Psicol. USP v.5 n.1-2 São Paulo  1994

 

ARTIGOS ORIGINAIS

 

Rumo a uma nova barbárie

 

Towards a new barbarism

 

 

Annateresa Fabris

Escola de Comunicações e Artes - USP

 

 


RESUMO

Na Bretanha e no Taiti Gauguin busca uma concepção de arte que lhe permita recuperar o mito da infância e o mito de origem e contestar a tradição artística ocidental, mesmo em suas formas modernas. A partir de sua definição da pintura como sugestão, não como descrição, o artista combate a idéia de escola e o mito da obra acabada, recuperando a dimensão misteriosa da criação e propondo uma nova compreensão da existência.

Descritores: Arte. Pintura (Arte). Mitos. Primitivismo. Anticlassicismo.


ABSTRACT

In Britain and Taiti Gauguin looks for an art conception able to regain the childhood myth and the origin myth and to contradict the western artistic tradition, even in its modern shapes.

Index Terms: Art. Painting (Art). Myths. Primitivism. Anticlassicism.


 

 

Se quisermos encontrar uma chave de interpretação para o significado que a procura do outro assume em Gauguin, é na análise de Argan que encontramos uma resposta bastante fecunda. Escreve, de fato, o historiador italiano:

Seu entusiasmo pela natureza e pelas pessoas de países distantes não é uma retomada do exotismo romântico: na Martinica e na Polinésia não busca algo diferente, mas a realidade profunda do próprio ser. Não é o mundo que explora em busca de sensações novas, é a si mesmo que explora para descobrir as origens, os motivos remotos das próprias sensações (Argan, 1978, p.154).

Vista nesta perspectiva, a procura do outro configura-se como a procura de um outro eu, longe da civilização ocidental, longe do sistema artístico vigente (tanto o estabelecido quanto a "oposição" impressionista), em busca de dois elementos essenciais: a reedição do mito de origem, próximo da reavaliação do "primordial" feita por Rousseau e da recuperação do mito da infância; a discussão da tradição artística ocidental para além dos códigos clássicos e de toda academia.

Este segundo aspecto é claramente explicitado por Gauguin num texto de 1902, "Histórias de um borrador de telas", cuja publicação só ocorreu em 1951, por ter sido recusado pelo Mercure de France a que se destinava. No escrito autobiográfico, Gauguin faz referências à própria procura de "uma arte sem limites precisos, rica de técnicas, capaz de expressar todas as emoções da natureza humana, ligada às alegrias e às angústias de indivíduos e épocas particulares" (1983, p.92-3), em luta contra todas as academias, contra todas as escolas, inclusive impressionistas e neoimpressionistas, contra o velho e o novo público.

Gauguin, deste modo, posiciona-se contra um método de trabalho baseado em regras precisas — estudo do natural, esboço, acabamento minucioso -, que retiram da obra a cintilação do momento criador, que dobram a inspiração às necessidades de uma realização escrupulosa por ele vigorosamente rechaçada.
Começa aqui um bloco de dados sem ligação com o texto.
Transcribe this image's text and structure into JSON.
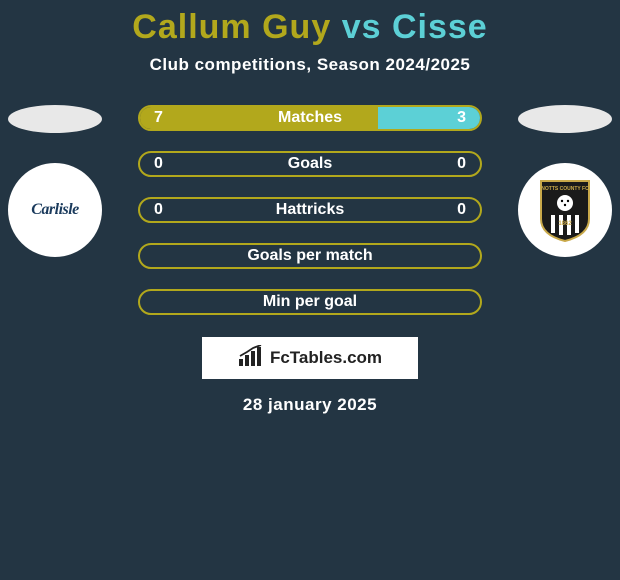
{
  "title": {
    "player1": "Callum Guy",
    "vs": "vs",
    "player2": "Cisse",
    "player1_color": "#b2a81c",
    "vs_color": "#5cd0d6",
    "player2_color": "#5cd0d6"
  },
  "subtitle": "Club competitions, Season 2024/2025",
  "accent_color": "#b2a81c",
  "text_color": "#ffffff",
  "background_color": "#233543",
  "left_club": {
    "name": "Carlisle",
    "circle_bg": "#ffffff"
  },
  "right_club": {
    "name": "Notts County",
    "circle_bg": "#ffffff"
  },
  "stats": [
    {
      "label": "Matches",
      "left_value": "7",
      "right_value": "3",
      "left_fill_pct": 70,
      "right_fill_pct": 30,
      "left_color": "#b2a81c",
      "right_color": "#5cd0d6",
      "border_color": "#b2a81c"
    },
    {
      "label": "Goals",
      "left_value": "0",
      "right_value": "0",
      "left_fill_pct": 0,
      "right_fill_pct": 0,
      "left_color": "#b2a81c",
      "right_color": "#5cd0d6",
      "border_color": "#b2a81c"
    },
    {
      "label": "Hattricks",
      "left_value": "0",
      "right_value": "0",
      "left_fill_pct": 0,
      "right_fill_pct": 0,
      "left_color": "#b2a81c",
      "right_color": "#5cd0d6",
      "border_color": "#b2a81c"
    },
    {
      "label": "Goals per match",
      "left_value": "",
      "right_value": "",
      "left_fill_pct": 0,
      "right_fill_pct": 0,
      "left_color": "#b2a81c",
      "right_color": "#5cd0d6",
      "border_color": "#b2a81c"
    },
    {
      "label": "Min per goal",
      "left_value": "",
      "right_value": "",
      "left_fill_pct": 0,
      "right_fill_pct": 0,
      "left_color": "#b2a81c",
      "right_color": "#5cd0d6",
      "border_color": "#b2a81c"
    }
  ],
  "watermark": "FcTables.com",
  "date": "28 january 2025"
}
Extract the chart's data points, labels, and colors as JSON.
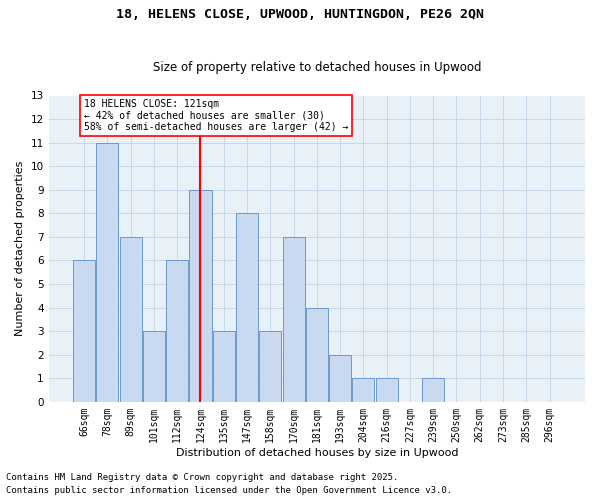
{
  "title": "18, HELENS CLOSE, UPWOOD, HUNTINGDON, PE26 2QN",
  "subtitle": "Size of property relative to detached houses in Upwood",
  "xlabel": "Distribution of detached houses by size in Upwood",
  "ylabel": "Number of detached properties",
  "categories": [
    "66sqm",
    "78sqm",
    "89sqm",
    "101sqm",
    "112sqm",
    "124sqm",
    "135sqm",
    "147sqm",
    "158sqm",
    "170sqm",
    "181sqm",
    "193sqm",
    "204sqm",
    "216sqm",
    "227sqm",
    "239sqm",
    "250sqm",
    "262sqm",
    "273sqm",
    "285sqm",
    "296sqm"
  ],
  "values": [
    6,
    11,
    7,
    3,
    6,
    9,
    3,
    8,
    3,
    7,
    4,
    2,
    1,
    1,
    0,
    1,
    0,
    0,
    0,
    0,
    0
  ],
  "bar_color": "#c9d9f0",
  "bar_edge_color": "#5b8fc9",
  "red_line_index": 5,
  "annotation_line1": "18 HELENS CLOSE: 121sqm",
  "annotation_line2": "← 42% of detached houses are smaller (30)",
  "annotation_line3": "58% of semi-detached houses are larger (42) →",
  "annotation_box_color": "white",
  "annotation_box_edge_color": "red",
  "vline_color": "red",
  "ylim": [
    0,
    13
  ],
  "yticks": [
    0,
    1,
    2,
    3,
    4,
    5,
    6,
    7,
    8,
    9,
    10,
    11,
    12,
    13
  ],
  "grid_color": "#c8d8ea",
  "bg_color": "#e8f0f8",
  "footer_line1": "Contains HM Land Registry data © Crown copyright and database right 2025.",
  "footer_line2": "Contains public sector information licensed under the Open Government Licence v3.0.",
  "title_fontsize": 9.5,
  "subtitle_fontsize": 8.5,
  "label_fontsize": 8,
  "tick_fontsize": 7,
  "annot_fontsize": 7,
  "footer_fontsize": 6.5
}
Contra o que considera um receituário, ergue-se sua definição da pintura como sugestão, não como descrição, e a partir dela trava-se seu combate com a idéia de escola e com o mito da obra acabada:

É próprio de nosso tempo este vício de tratar tudo como uma pintura de cavalete ou, o que acontece a outros, a Gustave Moreau por exemplo, de reparar a falta de imaginação, ou de idéias se preferirem, com um trabalho cuidadoso de acabamento, com a perfeição do metiê; isto é, uma renúncia a toda promessa por excesso de evidência. A promessa não evocará o mistério, posto que nossa natureza não pode atingir o absoluto? (Gauguin, 1972, p.90-1).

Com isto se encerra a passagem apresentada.